2025 marquera une étape majeure dans l’évolution des réglementations européennes sur la criminalité financière, l’identité numérique et la résilience opérationnelle. Ces changements exigeront une planification minutieuse de la part des institutions financières, tant au sein de l’Union européenne qu’ailleurs, pour se conformer aux nouvelles exigences.

L’Union européenne se prépare à instaurer en 2025 des réformes de grande ampleur visant à moderniser son cadre réglementaire en matière de lutte contre la criminalité financière et de renforcement des pratiques de sécurité. Parmi les évolutions notables, on trouve la mise en place de l’Autorité de lutte contre le blanchiment d’argent (AMLA), l’entrée en vigueur de nouvelles directives comme la 6AMLD, ainsi que des révisions du cadre d’identification électronique et de résilience numérique. Ces modifications visent à harmoniser les pratiques entre les États membres, à combler les lacunes existantes et à anticiper les risques émergents. L’impact de ces mesures s’étendra également aux entreprises basées hors UE, qui devront s’adapter pour rester compétitives dans un environnement international de plus en plus exigeant.

Une réforme structurelle pour combattre la criminalité financière

La mise en place de l’AMLA et la directive 6AMLD

La création de l’Autorité de lutte contre le blanchiment d’argent (AMLA) représente une étape décisive pour centraliser les efforts dans la lutte contre la criminalité financière. Prévue pour entrer en fonction le 1er juillet 2025, cette agence supervisera directement une quarantaine d’institutions financières (IF) jugées à haut risque, principalement celles ayant des opérations transfrontalières. Elle harmonisera les règles de lutte contre le blanchiment d’argent (AML) et le financement du terrorisme (CFT) à travers l’UE en introduisant un cadre unique de régulation (AMLR).

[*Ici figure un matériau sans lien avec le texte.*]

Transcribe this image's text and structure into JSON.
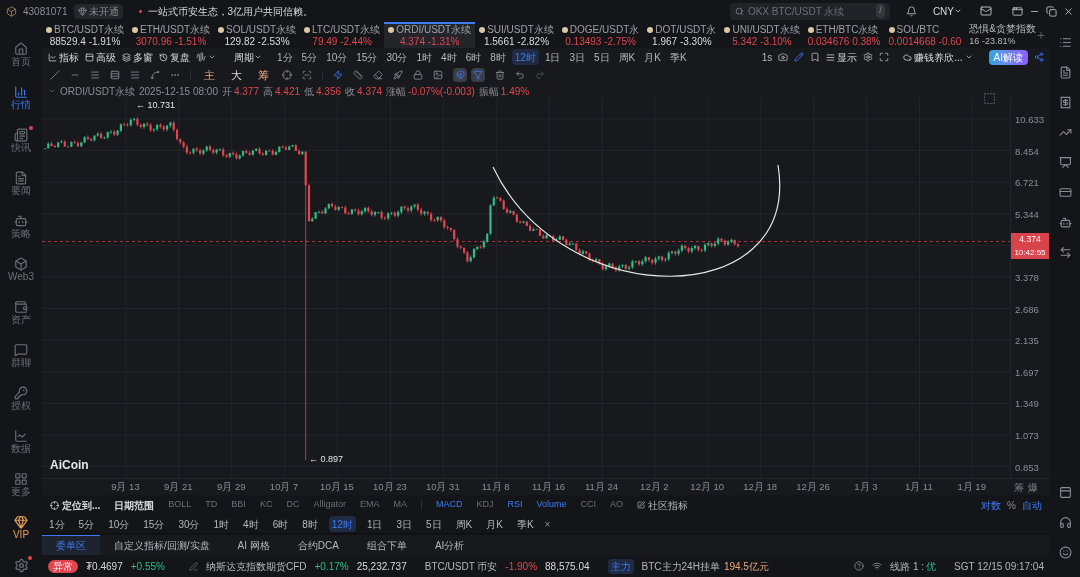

Parallèlement, la sixième directive sur le blanchiment d’argent (6AMLD) viendra renforcer les mécanismes de diligence raisonnable (KYC) et étendra la liste des entités concernées aux secteurs émergents, tels que les cryptoactifs, les clubs de football professionnels et les marchands de biens de luxe. De plus, elle limitera les paiements en espèces à 10 000 euros et imposera une meilleure transparence sur les propriétés bénéficiaires.

Les implications pour les entreprises financières

Les entreprises financières devront revoir leurs procédures de diligence raisonnable pour inclure des exigences renforcées, notamment pour les transactions impliquant des pays tiers à haut risque ou des clients fortunés. En outre, l’utilisation de processus automatisés, bien que permise, devra inclure une supervision humaine significative afin de garantir la conformité. Ces changements demanderont des investissements technologiques substantiels pour intégrer de nouveaux outils de surveillance et de reporting.

Bénéfices attendus

La création d’un cadre réglementaire harmonisé réduira les disparités entre les États membres, facilitant ainsi la coopération transfrontalière. Cela permettra non seulement de combler les lacunes juridiques qui ont longtemps été exploitées par les criminels, mais également de renforcer la confiance des consommateurs dans le système financier européen.

La numérisation au service de la résilience et de la transparence

eIDAS2 : vers une identité numérique européenne

La révision du cadre eIDAS (Electronic Identification, Authentication and Trust Services) est une étape majeure pour répondre aux besoins croissants en matière d’identité numérique. L’eIDAS2 introduit un portefeuille européen d’identité numérique (EUDI Wallet), qui permettra aux citoyens et aux entreprises de stocker et de partager leurs attributs d’identité de manière sécurisée. Ce portefeuille pourra inclure des documents tels que les cartes d’identité, les permis de conduire et les informations bancaires.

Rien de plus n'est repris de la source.